One of the most popular and versatile white wine grapes, Chardonnay offers a wide range of flavors and styles depending on where it is grown and how it is made. While it tends to flourish in most environments, Chardonnay from its Burgundian homeland produces some of the most remarkable and longest lived examples. California produces both oaky, buttery styles and leaner, European-inspired wines. Somm Secret—The Burgundian subregion of Chablis, while typically using older oak barrels, produces a bright style similar to the unoaked style. Anyone who doesn't like oaky Chardonnay would likely enjoy Chablis.

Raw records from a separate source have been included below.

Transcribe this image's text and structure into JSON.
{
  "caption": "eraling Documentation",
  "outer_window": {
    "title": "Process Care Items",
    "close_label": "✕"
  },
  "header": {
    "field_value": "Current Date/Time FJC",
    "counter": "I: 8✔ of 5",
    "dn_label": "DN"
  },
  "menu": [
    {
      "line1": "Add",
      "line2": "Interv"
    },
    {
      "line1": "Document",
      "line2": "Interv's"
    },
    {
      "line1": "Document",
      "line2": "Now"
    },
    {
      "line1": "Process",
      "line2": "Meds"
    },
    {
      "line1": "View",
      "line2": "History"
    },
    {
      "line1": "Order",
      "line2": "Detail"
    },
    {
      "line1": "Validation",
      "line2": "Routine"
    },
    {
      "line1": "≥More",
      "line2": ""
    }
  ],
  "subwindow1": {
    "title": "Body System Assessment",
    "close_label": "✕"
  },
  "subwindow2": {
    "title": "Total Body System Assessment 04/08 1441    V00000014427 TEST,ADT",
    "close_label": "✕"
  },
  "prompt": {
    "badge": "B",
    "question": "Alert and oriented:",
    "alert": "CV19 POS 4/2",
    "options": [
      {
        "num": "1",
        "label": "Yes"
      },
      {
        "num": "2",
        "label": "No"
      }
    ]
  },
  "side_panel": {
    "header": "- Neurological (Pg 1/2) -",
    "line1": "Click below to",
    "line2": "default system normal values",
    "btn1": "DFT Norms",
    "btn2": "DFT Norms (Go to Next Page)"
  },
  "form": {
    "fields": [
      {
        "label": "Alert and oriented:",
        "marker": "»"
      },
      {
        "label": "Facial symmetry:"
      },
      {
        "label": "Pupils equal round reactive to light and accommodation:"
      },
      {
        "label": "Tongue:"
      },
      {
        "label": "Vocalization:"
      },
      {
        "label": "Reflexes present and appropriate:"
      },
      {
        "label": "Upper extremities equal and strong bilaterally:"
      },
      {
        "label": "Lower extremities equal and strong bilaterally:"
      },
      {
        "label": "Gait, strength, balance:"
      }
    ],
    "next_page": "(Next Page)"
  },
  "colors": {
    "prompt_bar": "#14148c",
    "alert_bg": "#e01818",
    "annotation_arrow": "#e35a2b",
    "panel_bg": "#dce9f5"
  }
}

The source of the most racy, light and tactile, yet uniquely complex Chardonnay, Chablis, while considered part of Burgundy, actually reaches far past the most northern stretch of the Côte d’Or proper. Its vineyards cover hillsides surrounding the small village of Chablis about 100 miles north of Dijon, making it actually closer to Champagne than to Burgundy. Champagne and Chablis have a unique soil type in common called Kimmeridgian, which isn’t found anywhere else in the world except southern England. A 180 million year-old geologic formation of decomposed clay and limestone, containing tiny fossilized oyster shells, spans from the Dorset village of Kimmeridge in southern England all the way down through Champagne, and to the soils of Chablis. This soil type produces wines full of structure, austerity, minerality, salinity and finesse.
Chablis Grands Crus vineyards are all located at ideal elevations and exposition on the acclaimed Kimmeridgian soil, an ancient clay-limestone soil that lends intensity and finesse to its wines. The vineyards outside of Grands Crus are Premiers Crus, and outlying from those is Petit Chablis. Chablis Grand Cru, as well as most Premier Cru Chablis, can age for many years.